Earlier this month, Southern Gold flagged the possibility of an expanded Stage 1 pit, which would see both the Cannon and Georges Reward deposits exploited in a single pit, using common infrastructure.

It was estimated that this ‘big pit’ scenario would extend the mine life of Stage 1 from the current nine-month operation to a mine life of several years and could make Stage 2 underground options more viable.

While the commercial and operating details of the proposed larger openpit scenario were still being refined with partner Metals X, the previously approved Stage 1 openpit remained on track to ensure near-term cash flow.

The Stage 1 openpit operation was expected to mine some 152 000 t of ore at a fully diluted run-of-mine grade of 3.1 g/t gold, containing some 15 000 oz of gold, with 13 500 oz of gold recovered, at a C1 operating cost of A$1 053/oz.

While it was anticipated that the Stage 1 pit would be superseded by the new larger pit development plan, Southern Gold noted that there was much that could be done that was common to both options going forward, with the company saying it was committed to maintaining momentum on the current mine construction plan.

Near-term activity at the mine would focus on the establishment of site infrastructure and the start of top soil removal in August. Mining of the Cannon deposit would follow shortly after.

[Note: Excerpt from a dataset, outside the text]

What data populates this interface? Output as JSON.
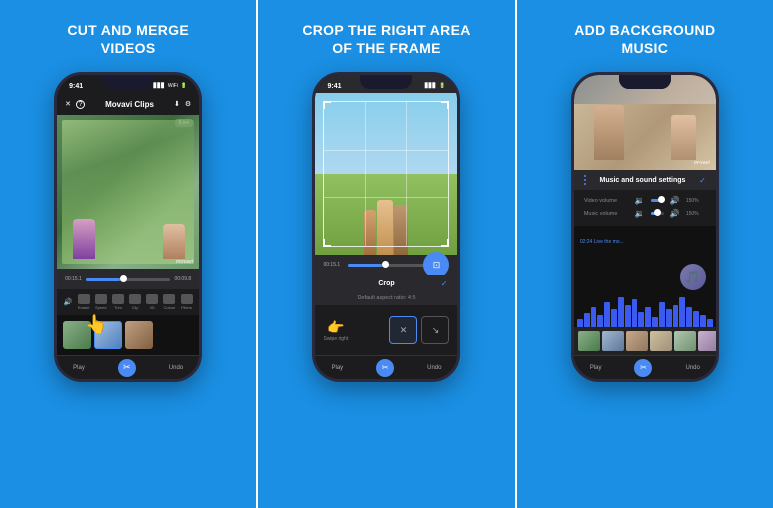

“We are yet to agree the final commercial form of a joint development of the Cannon and Georges Reward deposits with Metals X, but I can see the potential for significant synergies to be unlocked by both of us,” Mitchell said on Wednesday.

“The potential for the Cannon mine to be exploited in a 'big pit' scenario is a material development for Southern Gold as it enables good commercial outcomes to drive the mine development design, which will extract much more gold on a high-margin openpit basis.”